Crossposted from the PeoplesView
An article I read almost a couple of years ago is probably one of the best I have read on dissecting the many attribute of President Barack Obama's leadership which I will get to in a minute.
However, one of the most manufactured characterization of the President's attributes by a Dailykos Front Pager is by far the most amateur analysis I have come to read in dissecting the President's leadership style and on how to influence the President. You can go ahead and read the essay, Influencing President Obama is easy, at your leisure but I will just get to the conclusion of how the best minds of a Dailykos Front Pager thinks:
1) President Obama is an institutionalist. He isn't by any means a reformer
2) President Obama has no political ideology. There isn't anything President Obama believes in so rigidly that he's willing to murder someone over it. No deep core beliefs.
3) President Obama doesn't like politics. What Obama likes is governing. Making decisions. Conducting negotiations. Organizing things. He's a doer of stuff, but not any particular stuff.
[and]
...if you want to influence Obama:
1. You'll need to get yourself in a high position with some major clout from major institutions.
2. You'll need to not have any particular views that you're not willing to abandon in search of consensus.
3. You'll need to not have any political goals.
4. You'll need to operate in secret.
In other words, you need to be Tim Geithner.
Seriously?
President Obama is an institutionalist, has no political ideology or doesn't like politics?
I am cringing how gullible, narrow minded and irrelevant the DailyKos community has become as I see this talking point becoming the most recommended essay of a progressive community. What a joke! Do I need to say more?

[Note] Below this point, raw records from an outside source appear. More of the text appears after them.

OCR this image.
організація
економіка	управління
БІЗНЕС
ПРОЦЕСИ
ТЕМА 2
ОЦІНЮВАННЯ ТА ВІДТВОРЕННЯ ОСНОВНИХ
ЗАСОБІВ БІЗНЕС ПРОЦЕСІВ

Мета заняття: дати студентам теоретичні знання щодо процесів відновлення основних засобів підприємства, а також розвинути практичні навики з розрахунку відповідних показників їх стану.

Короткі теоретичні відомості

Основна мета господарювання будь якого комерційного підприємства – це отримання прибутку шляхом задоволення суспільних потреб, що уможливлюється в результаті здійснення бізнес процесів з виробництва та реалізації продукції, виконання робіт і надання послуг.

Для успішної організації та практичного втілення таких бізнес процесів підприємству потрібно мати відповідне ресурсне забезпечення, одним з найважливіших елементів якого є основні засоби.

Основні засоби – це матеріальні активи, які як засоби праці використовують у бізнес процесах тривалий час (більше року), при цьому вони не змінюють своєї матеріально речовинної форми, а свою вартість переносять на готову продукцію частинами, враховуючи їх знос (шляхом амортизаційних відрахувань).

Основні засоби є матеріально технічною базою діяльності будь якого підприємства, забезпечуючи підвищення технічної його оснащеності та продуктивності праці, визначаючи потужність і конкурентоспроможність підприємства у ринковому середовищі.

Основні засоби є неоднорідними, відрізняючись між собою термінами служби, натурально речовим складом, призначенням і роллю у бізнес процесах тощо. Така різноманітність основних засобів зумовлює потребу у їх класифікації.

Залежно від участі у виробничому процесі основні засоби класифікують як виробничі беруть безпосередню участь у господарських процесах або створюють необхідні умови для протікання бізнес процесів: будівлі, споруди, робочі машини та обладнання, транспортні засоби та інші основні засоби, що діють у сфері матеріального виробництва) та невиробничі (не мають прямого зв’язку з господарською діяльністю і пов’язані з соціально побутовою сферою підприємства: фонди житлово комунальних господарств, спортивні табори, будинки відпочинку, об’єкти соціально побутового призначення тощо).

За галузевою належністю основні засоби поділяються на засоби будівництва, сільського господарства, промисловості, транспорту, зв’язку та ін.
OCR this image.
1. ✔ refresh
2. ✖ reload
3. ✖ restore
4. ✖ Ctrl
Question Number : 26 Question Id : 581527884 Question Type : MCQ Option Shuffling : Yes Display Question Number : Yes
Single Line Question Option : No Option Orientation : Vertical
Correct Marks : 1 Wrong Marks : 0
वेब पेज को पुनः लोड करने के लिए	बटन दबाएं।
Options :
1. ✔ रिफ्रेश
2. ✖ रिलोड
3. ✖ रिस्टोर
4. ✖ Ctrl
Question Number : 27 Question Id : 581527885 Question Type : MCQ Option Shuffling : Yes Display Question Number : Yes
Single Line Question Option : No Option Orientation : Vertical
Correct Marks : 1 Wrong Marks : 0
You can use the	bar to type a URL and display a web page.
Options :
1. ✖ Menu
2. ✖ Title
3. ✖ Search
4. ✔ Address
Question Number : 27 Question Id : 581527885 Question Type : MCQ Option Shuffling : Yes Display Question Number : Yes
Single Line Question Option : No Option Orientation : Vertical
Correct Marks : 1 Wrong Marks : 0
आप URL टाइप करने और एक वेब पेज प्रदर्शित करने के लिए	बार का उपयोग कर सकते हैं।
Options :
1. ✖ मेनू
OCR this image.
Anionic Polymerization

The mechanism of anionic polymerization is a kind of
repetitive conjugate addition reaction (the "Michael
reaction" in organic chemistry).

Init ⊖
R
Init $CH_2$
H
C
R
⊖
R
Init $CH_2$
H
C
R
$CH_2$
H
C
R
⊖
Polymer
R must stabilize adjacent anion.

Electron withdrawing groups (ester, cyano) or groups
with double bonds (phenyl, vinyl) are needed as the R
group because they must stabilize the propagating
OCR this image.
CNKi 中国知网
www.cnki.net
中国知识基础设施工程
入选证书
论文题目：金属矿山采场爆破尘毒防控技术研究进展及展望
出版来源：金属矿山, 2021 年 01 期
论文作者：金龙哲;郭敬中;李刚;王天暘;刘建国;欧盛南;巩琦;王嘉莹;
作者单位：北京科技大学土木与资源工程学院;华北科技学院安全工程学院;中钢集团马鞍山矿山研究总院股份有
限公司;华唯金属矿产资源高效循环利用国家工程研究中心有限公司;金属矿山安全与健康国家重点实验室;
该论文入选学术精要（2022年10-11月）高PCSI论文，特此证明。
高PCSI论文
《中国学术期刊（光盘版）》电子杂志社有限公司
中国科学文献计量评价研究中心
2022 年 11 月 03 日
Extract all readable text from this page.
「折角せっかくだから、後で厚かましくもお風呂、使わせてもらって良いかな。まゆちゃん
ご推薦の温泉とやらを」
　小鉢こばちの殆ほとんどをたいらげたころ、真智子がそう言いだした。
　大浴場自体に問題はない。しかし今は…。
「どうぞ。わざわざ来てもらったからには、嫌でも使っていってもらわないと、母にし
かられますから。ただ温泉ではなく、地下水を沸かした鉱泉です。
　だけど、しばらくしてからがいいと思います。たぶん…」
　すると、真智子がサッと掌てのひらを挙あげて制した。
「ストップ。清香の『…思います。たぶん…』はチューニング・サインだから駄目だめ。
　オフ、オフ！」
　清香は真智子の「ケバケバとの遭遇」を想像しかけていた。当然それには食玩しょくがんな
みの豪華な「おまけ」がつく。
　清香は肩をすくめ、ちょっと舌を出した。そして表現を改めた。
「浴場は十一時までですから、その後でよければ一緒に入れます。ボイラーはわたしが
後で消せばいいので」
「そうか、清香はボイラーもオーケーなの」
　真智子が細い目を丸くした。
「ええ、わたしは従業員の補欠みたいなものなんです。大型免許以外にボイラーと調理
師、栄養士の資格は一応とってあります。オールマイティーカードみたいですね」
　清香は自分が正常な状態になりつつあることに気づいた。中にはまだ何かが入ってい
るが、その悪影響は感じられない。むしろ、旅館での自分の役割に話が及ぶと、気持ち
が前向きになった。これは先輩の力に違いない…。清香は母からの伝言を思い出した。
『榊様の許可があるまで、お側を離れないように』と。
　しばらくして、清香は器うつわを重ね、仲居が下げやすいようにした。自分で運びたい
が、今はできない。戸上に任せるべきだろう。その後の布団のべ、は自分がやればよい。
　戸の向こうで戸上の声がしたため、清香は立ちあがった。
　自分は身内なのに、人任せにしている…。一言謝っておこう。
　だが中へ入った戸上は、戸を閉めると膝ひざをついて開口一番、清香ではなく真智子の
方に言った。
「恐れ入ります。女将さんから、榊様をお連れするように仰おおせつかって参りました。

Well, Norm Smallwood, in his article Judging Obama As A Leader dissects President Obama's leadership attributes to identify how it shapes and has shaped his success today and will during his Presidency.
Norm Smallwood writes:
A great deal has been written about the essential attributes of leadership, and there is a huge variety of opinion about what really counts. To combat this lack of consensus, my colleagues Dave Ulrich, Kate Sweetman and I synthesized the most important leadership research of the past four decades and identified five dimensions that are essential to world-class leadership. We call them the Leadership Code and describe them in our book, The Leadership Code. Using the code to analyze Obama's leadership attributes, we find that he's got all the right tools.